Iowa Republicans. The realclearpolitics.com average has Mike Huckabee leading Mitt Romney 27 to 25 percent, with 12 for Rudy Giuliani and 11 for Fred Thompson. As I've pointed out in my U.S. News column this week, Huckabee gets most of his support in Iowa from evangelical Christians, and they account for a much larger share of Iowa caucusgoers (about 38 percent) than New Hampshire primary voters (about 18 percent). Huckabee, even if he wins in Iowa, has to expand his base to be close to winning in New Hampshire. Obviously, Giuliani and John McCain would like to see a Huckabee win in Iowa, which they hope will deflate Romney's current lead in New Hampshire (below) to their benefit.
New Hampshire Republicans. Even so, Romney's lead in New Hampshire has, so far, pretty well held up. He's averaging a lead of 34 percent to 18 percent over Giuliani and 16 for McCain. New Hampshire historically has had an aversion to southerners, and the figures for them are discouraging: 10 percent for Huckabee, 6 for Ron Paul, 3 for Thompson. (In retrospect, it wasn't very wise for Thompson to skip the New Hampshire debate to announce on Jay Leno.) Romney's position here is the only serious lead anyone has in the Iowa caucus or New Hampshire primary polling. But one can't regard it as etched in stone. Republican voters, to judge from polling, are less firmly committed than Democrats, who aren't all that firmly committed themselves; and one can imagine these numbers shifting significantly should Romney lose in Iowa. A window of opportunity, maybe, for McCain and, maybe, for Giuliani.

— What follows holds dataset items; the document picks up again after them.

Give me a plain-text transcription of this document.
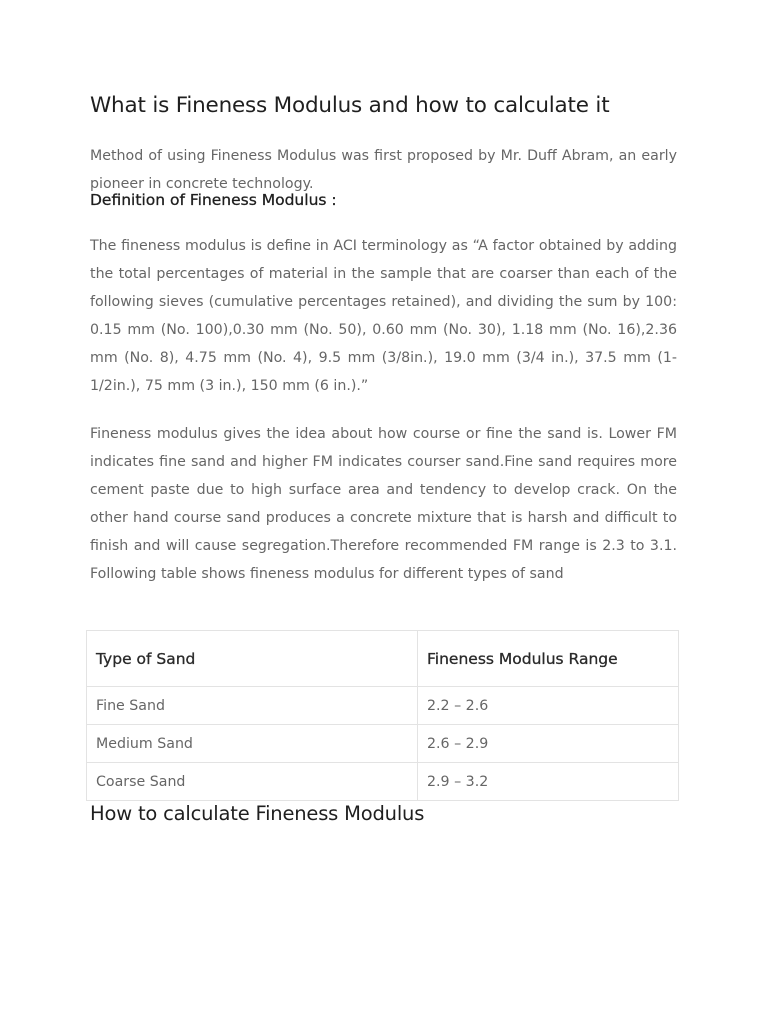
What is Fineness Modulus and how to calculate it

Method of using Fineness Modulus was first proposed by Mr. Duff Abram, an early pioneer in concrete technology.

Definition of Fineness Modulus :

The fineness modulus is define in ACI terminology as “A factor obtained by adding the total percentages of material in the sample that are coarser than each of the following sieves (cumulative percentages retained), and dividing the sum by 100: 0.15 mm (No. 100),0.30 mm (No. 50), 0.60 mm (No. 30), 1.18 mm (No. 16),2.36 mm (No. 8), 4.75 mm (No. 4), 9.5 mm (3/8in.), 19.0 mm (3/4 in.), 37.5 mm (1-1/2in.), 75 mm (3 in.), 150 mm (6 in.).”

Fineness modulus gives the idea about how course or fine the sand is. Lower FM indicates fine sand and higher FM indicates courser sand.Fine sand requires more cement paste due to high surface area and tendency to develop crack. On the other hand course sand produces a concrete mixture that is harsh and difficult to finish and will cause segregation.Therefore recommended FM range is 2.3 to 3.1. Following table shows fineness modulus for different types of sand

Type of Sand	Fineness Modulus Range
Fine Sand	2.2 – 2.6
Medium Sand	2.6 – 2.9
Coarse Sand	2.9 – 3.2
How to calculate Fineness Modulus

New Hampshire Democrats. Overall numbers are fairly comforting for Hillary Clinton: Clinton 34, Obama 24, Edwards 16. But look at these four results, with Clinton and Obama numbers: ABC/Washington Post, 35-29; Marist, 37-24; Rasmussen, 33-26; Fox, 30-23. The averages of these four are 34 for Clinton and 26 for Obama--pretty close, actually. Is New Hampshire Hillary's firewall? Not necessarily. No wonder Clinton's going after Obama and not after Edwards, who in 2004 got 12 percent in New Hampshire after taking second place in Iowa with 32 percent eight days before. Actual vote numbers are, after all, even if four years old, harder than poll numbers from last week.
South Carolina. Pew polling suggests that South Carolina voters, especially on the Republican side, are far less focused on the contest and (therefore, presumably) far less strongly committed than Iowa caucusgoers or New Hampshire primary voters. Therefore, I'll eschew any analysis of the South Carolina polling today.
Finally, a note on national Republicans. cott Rasmussen's national poll now shows Huckabee leading Giuliani 20 to 17 percent. This represents a big loss for Giuliani over six days--the November 29 figures show Giuliani leading Huckabee 27 to 12 percent. How to account for this and for the fact that these numbers are out of line with other national polls-- Rasmussen employs a tighter screen, which tends to exclude independents from the Republican primary polls more than other pollsters do. Earlier in the year, Rasmussen was the one pollster to show Fred Thompson leading Giuliani. This doesn't mean that Rasmussen is right and other pollsters are wrong, or vice versa. It just means that they're looking at different universes.
Bottom line. I've written often that we're in a period of open-field politics. The foregoing is a good example of what it looks like: scrambled eggs.